うるせえ、玉の輿。


二階に上がると、ドアノブのない業平の部屋のドアが、キイキイと揺れていた。

中を覗くと、気持ちよさそうに眠っている業平の姿があった。

195センチのクマのぬいぐるみを抱きしめて、笑っている。

あーあ。
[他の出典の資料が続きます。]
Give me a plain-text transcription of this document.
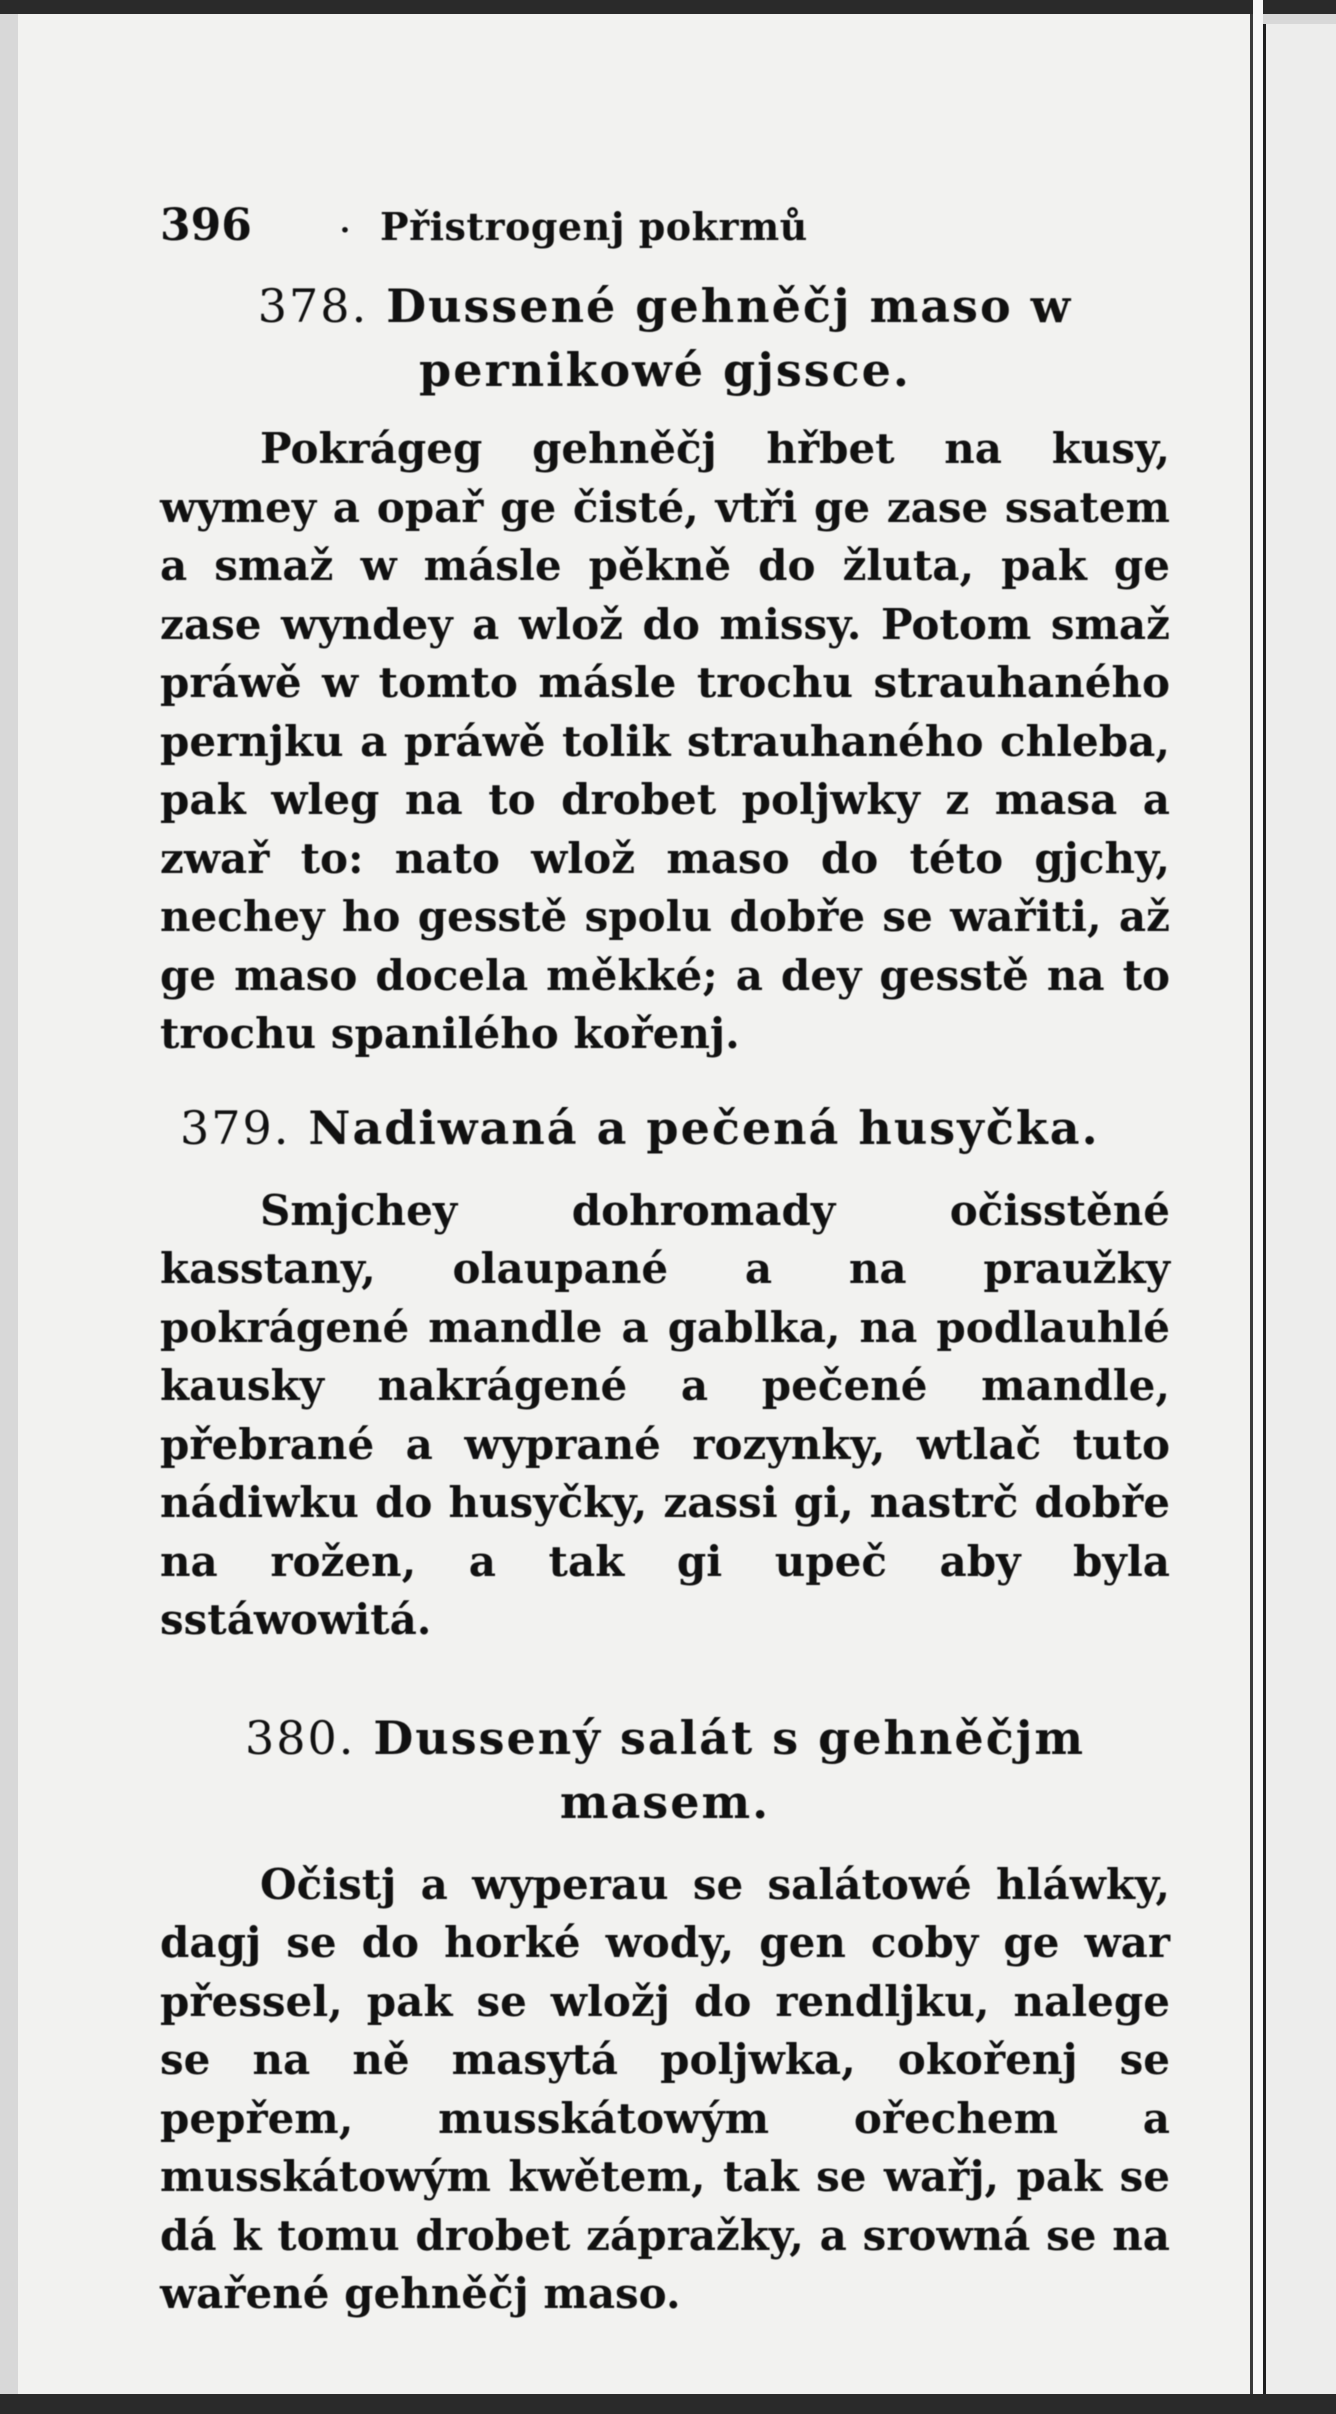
396	· Přistrogenj pokrmů
378. Dussené gehněčj maso w pernikowé gjssce.

Pokrágeg gehněčj hřbet na kusy, wymey a opař ge čisté, vtři ge zase ssatem a smaž w másle pěkně do žluta, pak ge zase wyndey a wlož do missy. Potom smaž práwě w tomto másle trochu strauhaného pernjku a práwě tolik strauhaného chleba, pak wleg na to drobet poljwky z masa a zwař to: nato wlož maso do této gjchy, nechey ho gesstě spolu dobře se wařiti, až ge maso docela měkké; a dey gesstě na to trochu spanilého kořenj.

379. Nadiwaná a pečená husyčka.

Smjchey dohromady očisstěné kasstany, olaupané a na praužky pokrágené mandle a gablka, na podlauhlé kausky nakrágené a pečené mandle, přebrané a wyprané rozynky, wtlač tuto nádiwku do husyčky, zassi gi, nastrč dobře na rožen, a tak gi upeč aby byla sstáwowitá.

380. Dussený salát s gehněčjm masem.

Očistj a wyperau se salátowé hláwky, dagj se do horké wody, gen coby ge war přessel, pak se wložj do rendljku, nalege se na ně masytá poljwka, okořenj se pepřem, musskátowým ořechem a musskátowým kwětem, tak se wařj, pak se dá k tomu drobet zápražky, a srowná se na wařené gehněčj maso.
せっかくのチャンスだったのに、なんで失敗したんだろう。

「あ……んっ だめよ、そこ、いやん」
「……いや、寝言の内容がやばい」

驚いたけど、ごろんと寝返りを打ったために割れた腹筋が見えた。

いくら筋肉があってもお腹を出して寝たら風邪ひく。
いつも全裸で眠ってるらしいから、部屋の温度調節は完璧だろうけど今、ドアノブがない分、その空間から冷気が入ってきている。


仕方なく、布団をかけてあげた。

「……んん。麻琴ちゃんっ」
「ぷぷ。何」

寝言に答えてはいけないって、業平のお母さんが言っていたけど、ついつい返事をしてしまう。

「ああ、んっ。麻琴ちゃん、貴方、も、きてえ」
「ん?」
「丞爾くんと二人で、私と――」

すうっと寝息が聞こえてくる。

中途半端に寝言を言うと眠ってしまったようだった。

ジョージくんと私と?

首を傾げる。三人であんあん言ってどうするつもりなんだろう。
分からずに、私は首を傾げたが、彼のお腹に布団をかけたら寝た。


そして朝起きると、すでにジョージさんは帰ってしまっていたのだった。